Ajalon (also spelled Aijalon or Ayalon; Hebrew: אַיָּלוֹן or איילון) was a place in the lowland of Shephelah in the ancient Land of Israel, identified in the 1800s as Yalo at the foot of the Bethoron pass, a Palestinian Arab village located 13 kilometres (8.1 mi) southeast of Ramla in the West Bank but destroyed in 1967.
The place may have been the site of several battles between invaders and the natives. In the Tell el-Amarna letters, written during the last twelve years of Pharaoh Akhenaten and the first regnal year of Tutankhamun (14th century BCE), Abdi-Heba spoke of the destruction of the "city of Ajalon" by the invaders, and describes himself as "afflicted, greatly afflicted" by the calamities that had come on the land, urging the king of Egypt to hasten to his help.
Ajalon is mentioned in the accounts of an invasion of Palestine by the Egyptian king Sheshonk I of Egypt in the 10th century BCE.
This event may have been connected to an attack of the Amorites, before the arrival of the Israelites under Joshua.
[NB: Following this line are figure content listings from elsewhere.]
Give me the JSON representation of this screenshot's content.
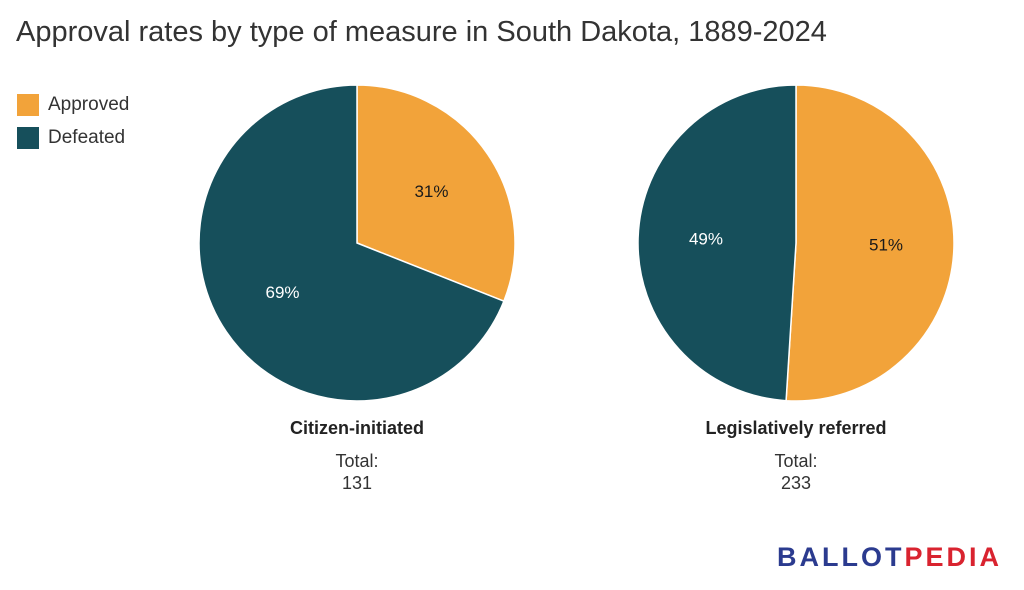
{
  "title": "Approval rates by type of measure in South Dakota, 1889-2024",
  "colors": {
    "approved": "#f2a33a",
    "defeated": "#164f5b"
  },
  "legend": [
    {
      "label": "Approved",
      "color": "#f2a33a"
    },
    {
      "label": "Defeated",
      "color": "#164f5b"
    }
  ],
  "chart_data": [
    {
      "type": "pie",
      "title": "Citizen-initiated",
      "total_label": "Total:",
      "total": 131,
      "slices": [
        {
          "name": "Approved",
          "value": 31,
          "label": "31%",
          "color": "#f2a33a"
        },
        {
          "name": "Defeated",
          "value": 69,
          "label": "69%",
          "color": "#164f5b"
        }
      ]
    },
    {
      "type": "pie",
      "title": "Legislatively referred",
      "total_label": "Total:",
      "total": 233,
      "slices": [
        {
          "name": "Approved",
          "value": 51,
          "label": "51%",
          "color": "#f2a33a"
        },
        {
          "name": "Defeated",
          "value": 49,
          "label": "49%",
          "color": "#164f5b"
        }
      ]
    }
  ],
  "brand": {
    "part1": "BALLOT",
    "part2": "PEDIA"
  }
}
But since the valley stretches as far to the west as to a point halfway between Sha'alvim and Latrun, the city referenced in these letters may have been any settlement in the valley.
The Valley of Ajalon was first mentioned in the Book of Joshua as where Joshua defeated five Amorite kings. Following his midnight march to rescue the city of Gibeon from the coalition led by the King of Jebus (Jerusalem), Joshua pursued the coalition eastward, down through the descent of Beth-horon, and then southward across the Valley of Ajalon. To allow the Israelites to complete the rout before nightfall, Joshua asked the Lord to lengthen the day by uttering the command: "Sun, stand thou still on Gibeon; and thou, Moon, in the valley of Aijalon". Joshua 10:11-14 records that the sun cooperated with Joshua's request.